BACKGROUND Because the outcome of liver transplantation for cholangiocarcinoma is often poor, cholangiocarcinoma is a contraindication for liver transplantation in most centers. Combined hepatocellular carcinoma and cholangiocarcinoma is a rare type of primary hepatic malignancy containing features of hepatocellular carcinoma and cholangiocarcinoma. Diagnosing combined hepatocellular carcinoma and cholangiocarcinoma pre-operatively is difficult. Because of sparse research presentations worldwide, we report our experience with living donor liver transplantation for combined hepatocellular carcinoma and cholangiocarcinoma. MATERIAL AND METHODS A total of 710 patients underwent living donor liver transplantation at our institution from April 2006 to June 2014; 377 of them received transplantation because of hepatocellular carcinoma with University of California San Francisco (UCSF) staging criteria fulfilled pre-operatively. Eleven patients (2.92%) were diagnosed with combined hepatocellular carcinoma and cholangiocarcinoma confirmed pathologically from explant livers; we reviewed these cases retrospectively. Long-term survival was compared between patients diagnosed with combined hepatocellular carcinoma and cholangiocarcinoma and patients diagnosed with hepatocellular carcinoma. RESULTS The mean age of the patients in our series was 60.2 years, and the median follow-up period was 23.9 months. Four patients were diagnosed with a recurrence during the follow-up period, including one intra-hepatic and three extra-hepatic recurrences. Four patients died due to tumor recurrence. Except for patients with advanced-stage cancer, disease-free survival of patients with combined hepatocellular carcinoma and cholangiocarcinoma compared with that of patients with hepatocellular carcinoma was 80% versus 97.2% in 1 year, and 46.7% versus 92.5% in 3 years (p<0.001), and overall survival was 90% versus 97.2% in 1 year, and 61.7% versus 95.1% in 3 years (p<0.001). CONCLUSIONS Outcomes of liver transplantation for patients with combined hepatocellular carcinoma and cholangiocarcinoma were worse than those for patients with hepatocellular carcinoma in this study. Combined hepatocellular carcinoma and cholangiocarcinoma are presumed to be a relative contraindication for liver transplantation.
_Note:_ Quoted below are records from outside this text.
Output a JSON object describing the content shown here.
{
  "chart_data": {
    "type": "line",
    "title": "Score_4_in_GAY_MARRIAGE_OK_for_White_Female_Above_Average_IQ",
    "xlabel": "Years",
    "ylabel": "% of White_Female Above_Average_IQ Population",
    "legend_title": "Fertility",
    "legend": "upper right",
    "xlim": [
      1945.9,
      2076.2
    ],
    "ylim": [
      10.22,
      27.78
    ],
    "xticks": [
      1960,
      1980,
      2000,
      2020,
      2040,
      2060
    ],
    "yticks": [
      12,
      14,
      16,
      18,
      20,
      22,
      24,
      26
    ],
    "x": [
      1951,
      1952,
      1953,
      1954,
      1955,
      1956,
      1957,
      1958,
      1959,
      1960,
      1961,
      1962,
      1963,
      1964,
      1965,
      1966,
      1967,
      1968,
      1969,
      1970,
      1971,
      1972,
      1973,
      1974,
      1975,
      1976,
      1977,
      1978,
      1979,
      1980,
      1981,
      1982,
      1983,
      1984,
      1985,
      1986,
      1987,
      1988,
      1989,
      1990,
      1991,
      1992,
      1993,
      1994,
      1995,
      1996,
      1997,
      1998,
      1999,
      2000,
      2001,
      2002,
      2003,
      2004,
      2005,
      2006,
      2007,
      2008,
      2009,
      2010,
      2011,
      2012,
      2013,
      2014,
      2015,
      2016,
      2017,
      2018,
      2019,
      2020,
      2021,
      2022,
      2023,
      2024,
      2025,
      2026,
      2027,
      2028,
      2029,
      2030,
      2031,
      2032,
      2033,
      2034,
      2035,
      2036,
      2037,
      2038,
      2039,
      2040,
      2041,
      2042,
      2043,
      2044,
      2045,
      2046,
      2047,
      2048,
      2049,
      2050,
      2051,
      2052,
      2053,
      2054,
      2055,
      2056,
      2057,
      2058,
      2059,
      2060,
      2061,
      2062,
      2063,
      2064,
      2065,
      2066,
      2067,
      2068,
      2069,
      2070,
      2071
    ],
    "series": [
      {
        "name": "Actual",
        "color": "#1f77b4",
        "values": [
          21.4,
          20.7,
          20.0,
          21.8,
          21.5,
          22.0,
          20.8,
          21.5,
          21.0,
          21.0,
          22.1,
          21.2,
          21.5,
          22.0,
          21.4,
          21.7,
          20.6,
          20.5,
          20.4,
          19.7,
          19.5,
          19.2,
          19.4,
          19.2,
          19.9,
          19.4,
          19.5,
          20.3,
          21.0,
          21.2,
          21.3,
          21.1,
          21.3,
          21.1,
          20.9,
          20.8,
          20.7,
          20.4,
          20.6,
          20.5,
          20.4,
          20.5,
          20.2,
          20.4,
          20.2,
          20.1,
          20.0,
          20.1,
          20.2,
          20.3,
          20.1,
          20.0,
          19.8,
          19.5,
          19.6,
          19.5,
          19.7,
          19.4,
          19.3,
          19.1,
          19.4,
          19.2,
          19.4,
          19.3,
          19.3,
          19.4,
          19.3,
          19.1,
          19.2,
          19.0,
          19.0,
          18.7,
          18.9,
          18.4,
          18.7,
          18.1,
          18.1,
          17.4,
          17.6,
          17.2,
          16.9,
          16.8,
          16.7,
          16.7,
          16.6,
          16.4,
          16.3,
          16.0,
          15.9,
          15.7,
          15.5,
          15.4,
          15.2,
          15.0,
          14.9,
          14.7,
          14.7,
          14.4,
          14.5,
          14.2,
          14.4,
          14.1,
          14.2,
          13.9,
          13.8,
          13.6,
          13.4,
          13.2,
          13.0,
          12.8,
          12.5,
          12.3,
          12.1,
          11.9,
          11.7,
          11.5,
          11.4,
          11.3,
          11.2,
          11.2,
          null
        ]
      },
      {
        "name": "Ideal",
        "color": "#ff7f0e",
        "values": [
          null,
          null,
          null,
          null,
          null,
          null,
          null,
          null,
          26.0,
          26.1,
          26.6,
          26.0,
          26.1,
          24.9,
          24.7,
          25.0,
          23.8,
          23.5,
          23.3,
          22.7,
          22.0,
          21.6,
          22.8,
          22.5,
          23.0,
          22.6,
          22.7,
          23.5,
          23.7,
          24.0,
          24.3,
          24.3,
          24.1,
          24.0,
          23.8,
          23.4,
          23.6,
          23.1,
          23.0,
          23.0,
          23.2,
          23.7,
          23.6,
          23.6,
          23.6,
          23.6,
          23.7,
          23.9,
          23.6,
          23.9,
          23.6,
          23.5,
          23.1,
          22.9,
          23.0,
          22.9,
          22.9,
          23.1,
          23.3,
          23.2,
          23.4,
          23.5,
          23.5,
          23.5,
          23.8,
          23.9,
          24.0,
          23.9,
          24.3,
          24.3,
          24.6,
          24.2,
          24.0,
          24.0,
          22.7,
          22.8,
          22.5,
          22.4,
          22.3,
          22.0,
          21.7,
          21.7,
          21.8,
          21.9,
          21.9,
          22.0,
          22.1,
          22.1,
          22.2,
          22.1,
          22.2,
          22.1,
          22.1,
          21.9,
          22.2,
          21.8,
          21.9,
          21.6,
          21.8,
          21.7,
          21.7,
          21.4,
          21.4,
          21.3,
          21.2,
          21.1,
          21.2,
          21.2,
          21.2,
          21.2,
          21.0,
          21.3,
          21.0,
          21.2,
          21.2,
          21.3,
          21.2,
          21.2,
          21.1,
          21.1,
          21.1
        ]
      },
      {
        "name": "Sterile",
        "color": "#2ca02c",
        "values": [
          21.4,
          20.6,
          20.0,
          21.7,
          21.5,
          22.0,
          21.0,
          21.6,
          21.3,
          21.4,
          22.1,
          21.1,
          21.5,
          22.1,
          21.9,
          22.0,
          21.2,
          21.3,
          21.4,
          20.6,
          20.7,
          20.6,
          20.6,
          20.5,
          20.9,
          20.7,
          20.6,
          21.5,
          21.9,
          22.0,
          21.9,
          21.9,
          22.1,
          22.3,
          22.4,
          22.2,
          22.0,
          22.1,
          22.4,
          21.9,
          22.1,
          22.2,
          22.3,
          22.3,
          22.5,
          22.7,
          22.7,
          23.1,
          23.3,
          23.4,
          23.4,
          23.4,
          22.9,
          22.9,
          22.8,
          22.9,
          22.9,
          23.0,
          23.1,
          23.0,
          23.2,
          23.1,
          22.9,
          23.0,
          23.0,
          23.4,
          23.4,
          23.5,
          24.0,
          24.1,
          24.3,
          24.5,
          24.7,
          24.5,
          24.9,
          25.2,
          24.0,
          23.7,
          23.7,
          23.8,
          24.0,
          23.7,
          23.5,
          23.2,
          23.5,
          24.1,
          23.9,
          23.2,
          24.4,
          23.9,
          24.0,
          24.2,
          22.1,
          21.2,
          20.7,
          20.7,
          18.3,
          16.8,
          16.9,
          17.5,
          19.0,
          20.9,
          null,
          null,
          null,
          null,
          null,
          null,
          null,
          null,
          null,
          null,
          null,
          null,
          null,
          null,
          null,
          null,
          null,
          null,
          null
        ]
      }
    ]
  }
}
由于胆管癌肝移植的预后通常较差,在大多数中心,胆管癌是肝移植的禁忌证。肝细胞癌合并胆管癌是一种罕见的原发性肝脏恶性肿瘤,具有肝细胞癌和胆管癌的特征。术前诊断肝细胞癌合并胆管癌很困难。鉴于全球范围内相关研究报道较少,我们报告我们进行活体肝移植治疗肝细胞癌合并胆管癌的经验。
2006年4月至2014年6月,共有710例患者在我院接受了活体肝移植;其中377例因术前符合加利福尼亚大学旧金山分校(UCSF)肝细胞癌分期标准而接受移植。11例患者(2.92%)经病理证实为肝细胞癌合并胆管癌,取自切除肝脏;我们对这些病例进行了回顾性分析。比较了肝细胞癌合并胆管癌患者与肝细胞癌患者的长期生存率。
本系列患者的平均年龄为60.2岁,中位随访期为23.9个月。4例患者在随访期间被诊断为复发,包括1例肝内复发和3例肝外复发。4例患者因肿瘤复发死亡。除晚期癌症患者外,肝细胞癌合并胆管癌患者与肝细胞癌患者的无病生存率在1年时分别为80%和97.2%,3年时分别为46.7%和92.5%(p<0.001),总生存率在1年时分别为90%和97.2%,3年时分别为61.7%和95.1%(p<0.001)。
本研究中,肝细胞癌合并胆管癌患者的肝移植预后比肝细胞癌患者差。肝细胞癌合并胆管癌被认为是肝移植的相对禁忌证。